Psychiatry · Child Psychiatry (ADHD, Autism, Intellectual Disability, Learning Disorders)

A 7-year-old girl has difficulty reading despite normal intelligence, adequate educational exposure, and no sensory deficits. She makes letter reversals (b/d), struggles with phonological decoding, and reads slowly. What is the most likely diagnosis and the core deficit?

  • A Intellectual Disability; global cognitive impairment
  • B ADHD inattentive type; sustained attention deficit
  • C Visual processing disorder; visuospatial deficit
  • D Specific Learning Disorder with impairment in reading (Dyslexia); phonological processing deficit
Correct answer: D. Specific Learning Disorder with impairment in reading (Dyslexia); phonological processing deficit

Explanation

Dyslexia (Specific Learning Disorder with impairment in reading in DSM-5) is primarily a phonological processing disorder — difficulty mapping graphemes to phonemes (sounds). This leads to poor decoding, slow reading, and spelling difficulties.
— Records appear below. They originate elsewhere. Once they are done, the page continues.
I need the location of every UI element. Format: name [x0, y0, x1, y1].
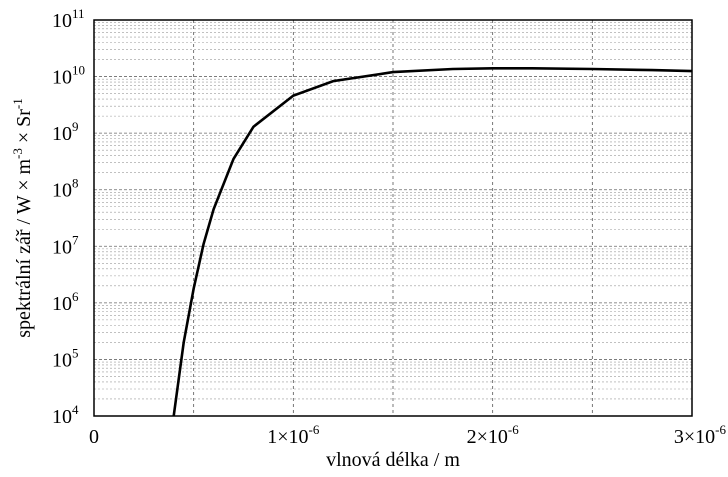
y-tick-base: 10	[52, 67, 72, 89]
y-axis-title-mid: × Sr	[13, 109, 35, 148]
y-tick-label: 104	[52, 402, 79, 428]
y-tick-exponent: 5	[72, 345, 79, 360]
y-axis-title-exp1: -3	[10, 148, 25, 159]
y-tick-exponent: 4	[72, 402, 79, 417]
x-tick-base: 1×10	[267, 426, 308, 448]
y-tick-base: 10	[52, 349, 72, 371]
y-axis-title-exp2: -1	[10, 98, 25, 109]
y-tick-exponent: 11	[72, 6, 85, 21]
y-tick-label: 105	[52, 345, 79, 371]
x-tick-labels: 0 1×10-6 2×10-6 3×10-6	[89, 422, 726, 448]
x-tick-base: 0	[89, 426, 99, 448]
y-tick-label: 109	[52, 119, 79, 145]
x-axis-title: vlnová délka / m	[326, 449, 460, 471]
y-tick-label: 1011	[52, 6, 85, 32]
y-tick-base: 10	[52, 293, 72, 315]
y-tick-exponent: 6	[72, 289, 79, 304]
x-tick-label: 3×10-6	[674, 422, 727, 448]
x-tick-base: 2×10	[467, 426, 508, 448]
x-tick-label: 1×10-6	[267, 422, 320, 448]
y-tick-base: 10	[52, 180, 72, 202]
y-tick-label: 107	[52, 232, 79, 258]
y-tick-label: 1010	[52, 63, 85, 89]
y-tick-exponent: 9	[72, 119, 79, 134]
y-tick-label: 106	[52, 289, 79, 315]
x-tick-exponent: -6	[309, 422, 320, 437]
x-tick-exponent: -6	[508, 422, 519, 437]
x-tick-label: 2×10-6	[467, 422, 520, 448]
plot-frame	[93, 19, 693, 417]
x-tick-label: 0	[89, 426, 99, 448]
y-axis-title-main: spektrální zář / W × m	[13, 159, 35, 338]
y-tick-base: 10	[52, 10, 72, 32]
y-tick-exponent: 7	[72, 232, 79, 247]
y-axis-title: spektrální zář / W × m-3 × Sr-1	[10, 98, 35, 338]
y-tick-base: 10	[52, 123, 72, 145]
radiance-curve	[172, 67, 693, 417]
y-tick-exponent: 10	[72, 63, 85, 78]
y-tick-base: 10	[52, 406, 72, 428]
y-tick-exponent: 8	[72, 176, 79, 191]
x-grid	[193, 20, 593, 416]
y-tick-label: 108	[52, 176, 79, 202]
x-tick-base: 3×10	[674, 426, 715, 448]
x-tick-exponent: -6	[715, 422, 726, 437]
y-tick-base: 10	[52, 236, 72, 258]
Intelligence is normal. Visual processing problems (letter reversals) are a secondary consequence, not the core deficit. IQ-discrepancy criteria have been abandoned in DSM-5 in favor of evidence-based assessment. Early intervention with phonics-based (systematic phonological) instruction is most effective. ADHD can co-occur but sustained attention deficit alone does not explain phonological decoding failure.

Reference: Kaplan & Sadock's Synopsis of Psychiatry, 11th ed.